Hoover enrolled her 3-year-old daughter thinking she would receive one on one time with teachers at an accredited private school. She said she never would have taken her to Revolution Academy if she knew then, what she knows now.

“There were babies crawling in the hallway, there was no adult supervision so I would end up having to stay until an adult would get there,” she explained. “There was even an incident where we went up there, where they didn’t know where my child was.”

The last day her went to Revolution Academy, Hoover said she was upset after having peed her pants, something the girl hadn’t done in a while.

“I’m assuming that she wasn’t allowed to go back inside to go to the bathroom, and I really don’t know how long she was in those pants,” Hoover said. “Whenever I took her home to bathe her, she had a hickey mark on her shoulder.”

Tonia Castaneda was a teacher at Revolution Academy from March until August, and she said Mullikins had staff keep the students outside every day for hours on end.

“They [administration] often got mad because I would ask for a break,” Castaneda said. “I would be outside from 7:30 until 5:00 or even sometimes as late as 7:00 and I had no breaks whatsoever. I even had to eat my lunch while watching the kids.”

Castaneda was let go from the school without receiving a single paycheck the entire time she worked there. She said her partner also worked there from January to August and received only one paycheck.

The pair have filed a wage claim with the Texas Workforce Commission as have several other former teachers. A Facebook page called Take a Stand Against Revolution Academy of East Texas has over 250 likes, and countless stories from former employees who were never paid. Several parents who had a bad experience with the school’s administration also posted to the page.
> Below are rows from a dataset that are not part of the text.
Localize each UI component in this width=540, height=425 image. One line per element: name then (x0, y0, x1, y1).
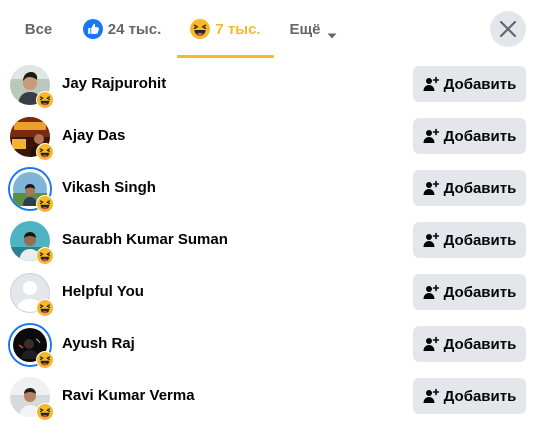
avatar-container[interactable] (10, 65, 54, 109)
reaction-tabs: Все 24 тыс. 7 тыс. Ещё (0, 0, 540, 58)
add-friend-label: Добавить (443, 127, 517, 145)
avatar-container[interactable] (10, 273, 54, 317)
add-friend-button[interactable]: Добавить (413, 378, 526, 414)
reactors-list: Jay Rajpurohit Добавить Ajay Das Добавит… (0, 58, 540, 422)
add-friend-icon (423, 128, 439, 144)
close-button[interactable] (490, 11, 526, 47)
list-item: Ayush Raj Добавить (0, 318, 540, 370)
list-item: Helpful You Добавить (0, 266, 540, 318)
caret-down-icon (327, 26, 337, 39)
add-friend-icon (423, 284, 439, 300)
add-friend-icon (423, 76, 439, 92)
avatar-container[interactable] (10, 221, 54, 265)
tab-like[interactable]: 24 тыс. (75, 0, 169, 58)
tab-haha-count: 7 тыс. (215, 20, 261, 38)
list-item: Jay Rajpurohit Добавить (0, 58, 540, 110)
haha-reaction-icon (36, 351, 54, 369)
add-friend-label: Добавить (443, 335, 517, 353)
list-item: Vikash Singh Добавить (0, 162, 540, 214)
like-reaction-icon (82, 19, 103, 39)
add-friend-icon (423, 180, 439, 196)
add-friend-label: Добавить (443, 283, 517, 301)
list-item: Ajay Das Добавить (0, 110, 540, 162)
add-friend-label: Добавить (443, 179, 517, 197)
avatar-container[interactable] (10, 117, 54, 161)
add-friend-icon (423, 336, 439, 352)
add-friend-button[interactable]: Добавить (413, 222, 526, 258)
haha-reaction-icon (36, 299, 54, 317)
tab-more[interactable]: Ещё (280, 0, 346, 58)
person-name[interactable]: Saurabh Kumar Suman (62, 231, 228, 248)
person-name[interactable]: Vikash Singh (62, 179, 156, 196)
add-friend-button[interactable]: Добавить (413, 66, 526, 102)
avatar-container[interactable] (10, 325, 54, 369)
person-name[interactable]: Ravi Kumar Verma (62, 387, 195, 404)
haha-reaction-icon (36, 195, 54, 213)
add-friend-icon (423, 388, 439, 404)
haha-reaction-icon (36, 403, 54, 421)
person-name[interactable]: Helpful You (62, 283, 144, 300)
add-friend-button[interactable]: Добавить (413, 170, 526, 206)
haha-reaction-icon (36, 143, 54, 161)
add-friend-button[interactable]: Добавить (413, 326, 526, 362)
list-item: Saurabh Kumar Suman Добавить (0, 214, 540, 266)
person-name[interactable]: Jay Rajpurohit (62, 75, 166, 92)
add-friend-button[interactable]: Добавить (413, 118, 526, 154)
haha-reaction-icon (36, 247, 54, 265)
add-friend-label: Добавить (443, 387, 517, 405)
add-friend-label: Добавить (443, 231, 517, 249)
add-friend-button[interactable]: Добавить (413, 274, 526, 310)
tab-more-label: Ещё (289, 20, 321, 38)
haha-reaction-icon (36, 91, 54, 109)
person-name[interactable]: Ajay Das (62, 127, 125, 144)
list-item: Ravi Kumar Verma Добавить (0, 370, 540, 422)
tab-all[interactable]: Все (12, 0, 65, 58)
tab-like-count: 24 тыс. (107, 20, 162, 38)
close-icon (499, 20, 517, 38)
haha-reaction-icon (190, 19, 211, 39)
tab-haha[interactable]: 7 тыс. (177, 0, 274, 58)
tab-all-label: Все (24, 20, 53, 38)
avatar-container[interactable] (10, 377, 54, 421)
person-name[interactable]: Ayush Raj (62, 335, 135, 352)
add-friend-label: Добавить (443, 75, 517, 93)
avatar-container[interactable] (10, 169, 54, 213)
add-friend-icon (423, 232, 439, 248)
RELATED: Former East Texas teacher goes unpaid as private school closes

In a Facebook post to the school’s page, which has been deleted along with its website, about Revolution closing, it states Kacee and her husband, Eli Mullikin, are no longer the owners because of “circumstances that have unfortunately made this necessary.”

“She probably had good intentions, but it just took a very wrong turn,” Williams said.

The post went on to mention it will close for two to three months, but provide students with homeschool equipment, as it is in the “planning stages for a new schooling opportunity.”

Mullikin’s husband admitted in a video posted in the anti-Revolution Academy page, to spending school funds for personal use. Hoover said she would pay the school in advance for her daughter’s tuition on Fridays, and would soon be reminded of her next payment.

“It was tuitions due, tuitions due, right there in front of everybody, very, very unprofessional,” she said.

In September, Revolution Academy started a fundraiser to raise money to expand. The since deleted page showed the cost of tuition for the school as $1,700 a month per student, $10,200 for half a year, and $20,400 for a whole school year. It’s unclear if money raised from the fundraiser will be used for the new “schooling opportunity.”

CBS19 reached out to the Mullikins about Revolution’s closure, no longer being owners, and the money owed to staff. It was shared the family is focusing on a medical emergency and could not issue a statement at this time.